- Born: William David Pearlman October 15, 1933 Fresno, California, United States
- Died: January 23, 2011 (aged 77) New Orleans, Louisiana, United States
- Other names: David Pearlman, William Maloney
- Occupations: Raftbuilder musician, and founder of the oWL PaRTY
- Spouse: Betsy Terrell
- Website: ,

= Poppa Neutrino =

Poppa Neutrino, born William David Pearlman, (October 15, 1933 in Fresno, California – January 23, 2011 in New Orleans, Louisiana) was a musician, raft builder and "free spirit" who lived his life outside expected norms. He has been called a modern primitive, a nomad, a permanent dropout, raftbuilder and musician.

==Biography==
Inspired by a documentary he saw when he was twelve years old, in which Australian aborigines periodically burnt their homes and walked away naked, free to start a new life, he taught "triadic thinking" and empowerment to people trapped by the concept of job and rent. Thus Poppa Neutrino built his own homes out of discarded materials on free space (public waterways) and supported himself as a street musician. He changed his name at the age of 52 after surviving a severe illness.
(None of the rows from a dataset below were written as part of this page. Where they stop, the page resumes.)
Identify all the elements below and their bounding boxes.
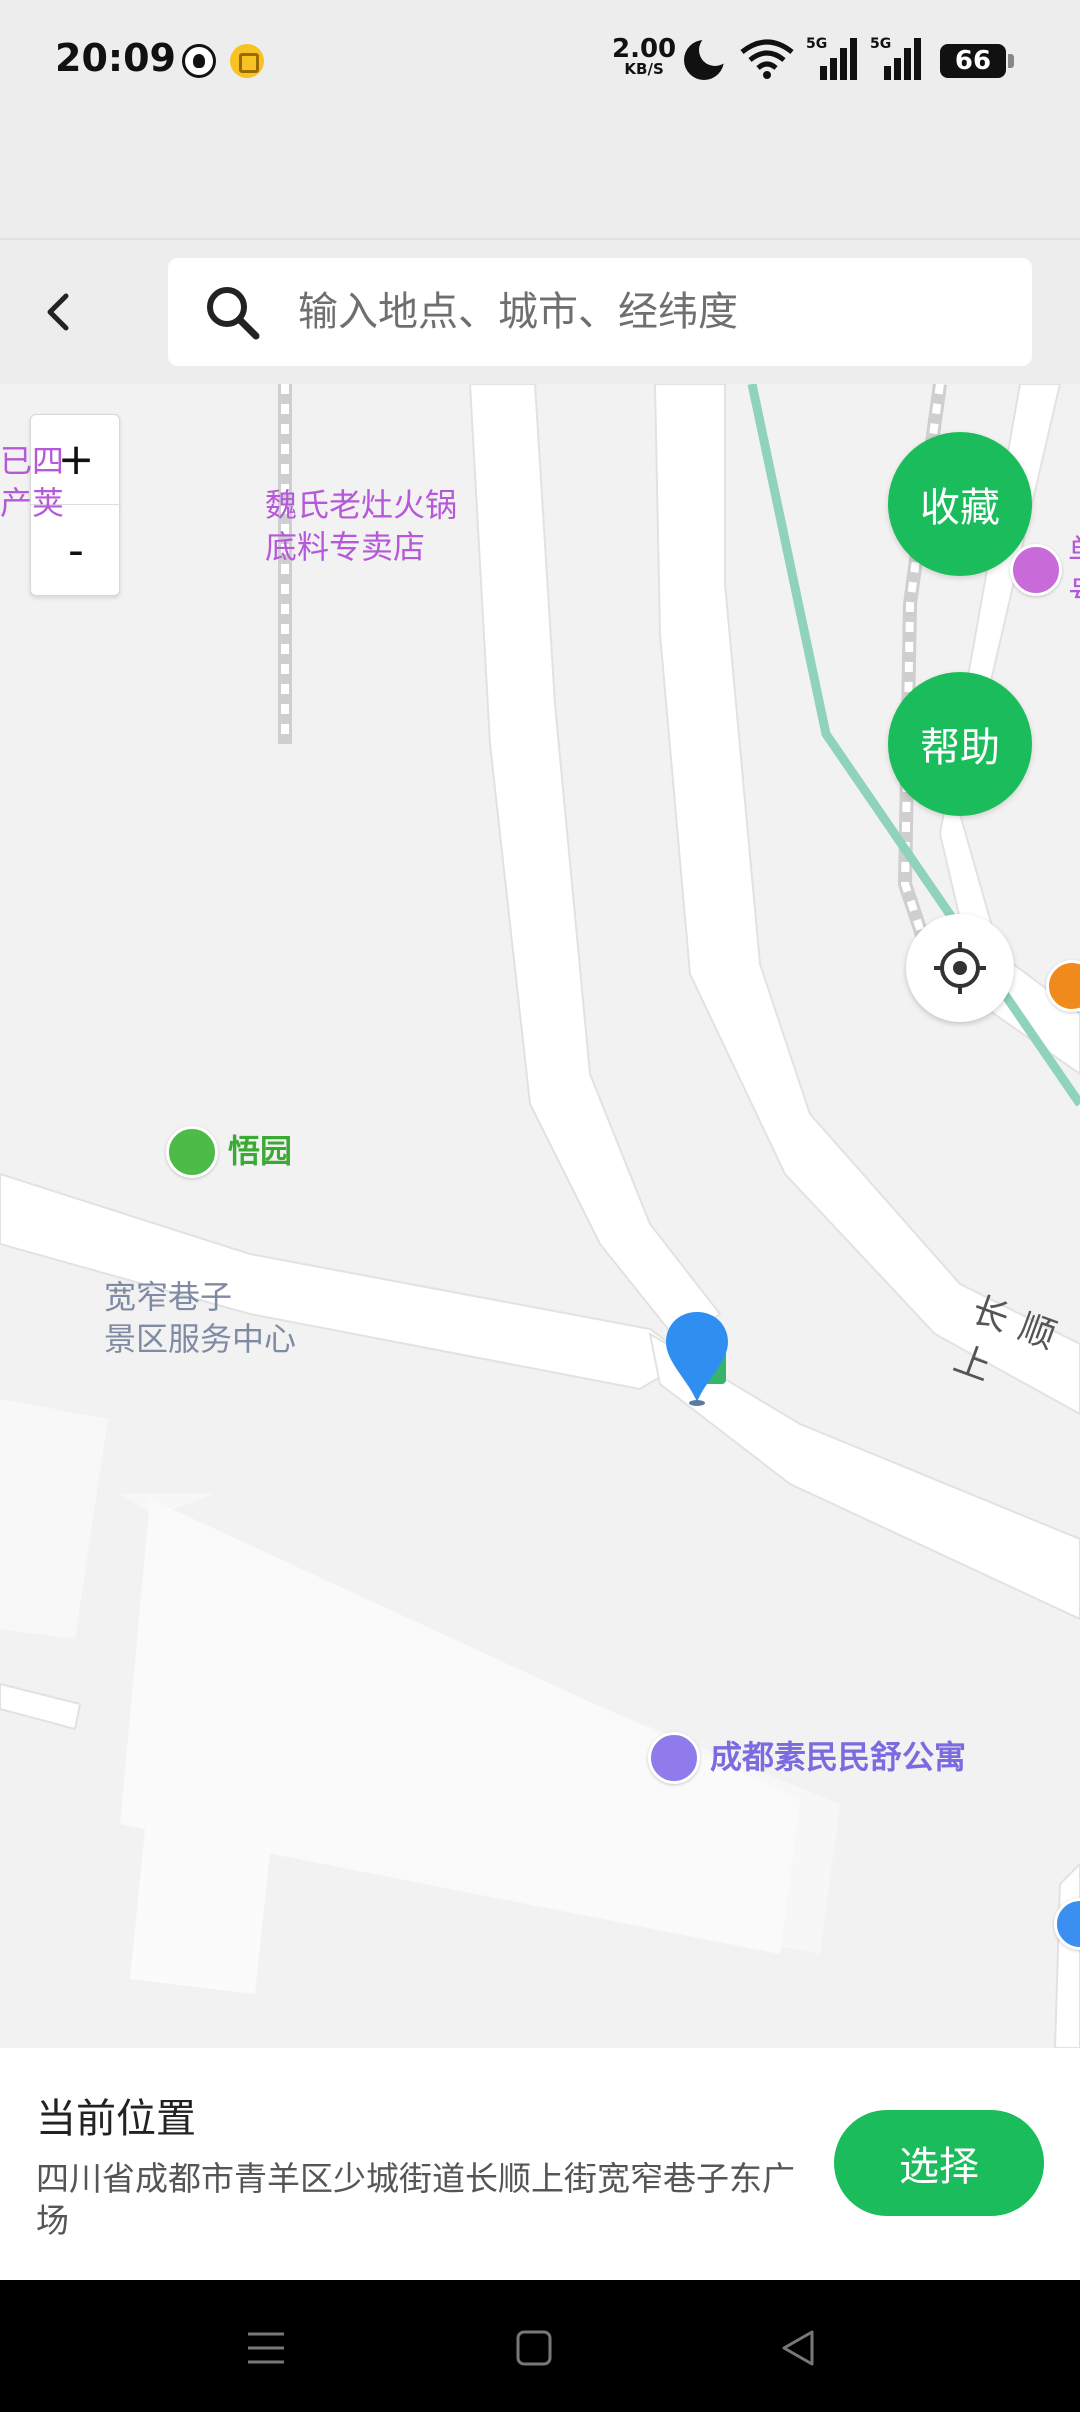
location-panel: 当前位置 四川省成都市青羊区少城街道长顺上街宽窄巷子东广场 选择 (0, 2048, 1080, 2280)
poi-left-edge-1[interactable]: 已四 (0, 440, 64, 482)
shopping-basket-icon[interactable] (1010, 544, 1062, 596)
search-input[interactable] (298, 258, 998, 366)
signal-tag: 5G (806, 36, 828, 52)
title-band (0, 122, 1080, 240)
back-arrow-icon[interactable] (40, 292, 80, 332)
location-pin-icon (666, 1312, 728, 1406)
status-bar: 20:09 2.00 KB/S 5G 5G 66 (0, 0, 1080, 122)
back-icon[interactable] (776, 2326, 820, 2370)
net-speed-value: 2.00 (612, 34, 677, 64)
hotel-icon[interactable] (648, 1732, 700, 1784)
park-icon[interactable] (166, 1126, 218, 1178)
battery-icon: 66 (940, 44, 1014, 78)
poi-right-edge-1[interactable]: 单 (1068, 530, 1080, 572)
search-header (0, 240, 1080, 384)
poi-weishi-hotpot[interactable]: 魏氏老灶火锅 底料专卖店 (265, 484, 457, 568)
status-time: 20:09 (55, 36, 176, 80)
search-box[interactable] (168, 258, 1032, 366)
current-location-address: 四川省成都市青羊区少城街道长顺上街宽窄巷子东广场 (36, 2159, 795, 2240)
poi-wuyuan[interactable]: 悟园 (228, 1130, 292, 1172)
poi-right-edge-2[interactable]: 号 (1068, 572, 1080, 614)
signal-tag-2: 5G (870, 36, 892, 52)
select-button[interactable]: 选择 (834, 2110, 1044, 2216)
net-speed: 2.00 KB/S (612, 36, 676, 77)
poi-left-edge-2[interactable]: 产荚 (0, 482, 64, 524)
signal-icon: 5G (806, 36, 864, 80)
battery-level: 66 (954, 46, 992, 76)
poi-apartment[interactable]: 成都素民民舒公寓 (710, 1736, 966, 1778)
map-roads (0, 384, 1080, 2048)
map-view[interactable]: + - 已四 产荚 魏氏老灶火锅 底料专卖店 单 号 悟园 宽窄巷子 景区服务中… (0, 384, 1080, 2048)
help-button[interactable]: 帮助 (888, 672, 1032, 816)
notification-icon (230, 44, 264, 78)
net-speed-unit: KB/S (624, 60, 664, 78)
crosshair-icon (934, 942, 986, 994)
wifi-icon (740, 39, 794, 79)
menu-icon[interactable] (244, 2326, 288, 2370)
moon-icon (684, 34, 731, 80)
home-icon[interactable] (512, 2326, 556, 2370)
qq-icon (182, 44, 216, 78)
search-icon (207, 287, 260, 340)
poi-kuanzhai-service-center[interactable]: 宽窄巷子 景区服务中心 (104, 1276, 296, 1360)
favorite-button[interactable]: 收藏 (888, 432, 1032, 576)
navigation-bar (0, 2280, 1080, 2412)
current-location-title: 当前位置 (36, 2096, 196, 2142)
signal-icon-2: 5G (870, 36, 928, 80)
locate-button[interactable] (906, 914, 1014, 1022)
Neutrino built several rafts out of donated and recycled materials on which he lived and sailed. In 1997-98 Poppa Neutrino sailed one of his homemade junk rafts, Son of Town Hall, from North America to Europe, becoming the second person to sail a raft across the Atlantic and the first to do so on a raft made from trash. Betsy Terrell, his wife, was the captain and navigator on the crossing.

In 2008 Poppa Neutrino moved to Burlington, Vermont to build another raft, this time on Lake Champlain. In 2010, he planned a circumnavigation of the globe, leaving Burlington, Vermont to head first south to Florida with three sailors and their three dogs aboard a new craft, a 37-foot trimaran complete with two outboards, a heated pilot house and four cabins. However, on November 9 their raft was driven onto rocks on Thompson's Point, Charlotte, Vermont. Poppa Neutrino and his fellow rafters were rescued from Lake Champlain.

Neutrino died on January 23, 2011, in a hospital in New Orleans, Louisiana, of heart failure. Neutrino's jazz funeral was attended by dozens wearing bright costumes.

Married "several times," he had four children, as well as step- and adopted children.

==Books and films about his life==
Poppa Neutrino's life and travels have been the subject of articles and books, including two by Alec Wilkinson and a documentary film.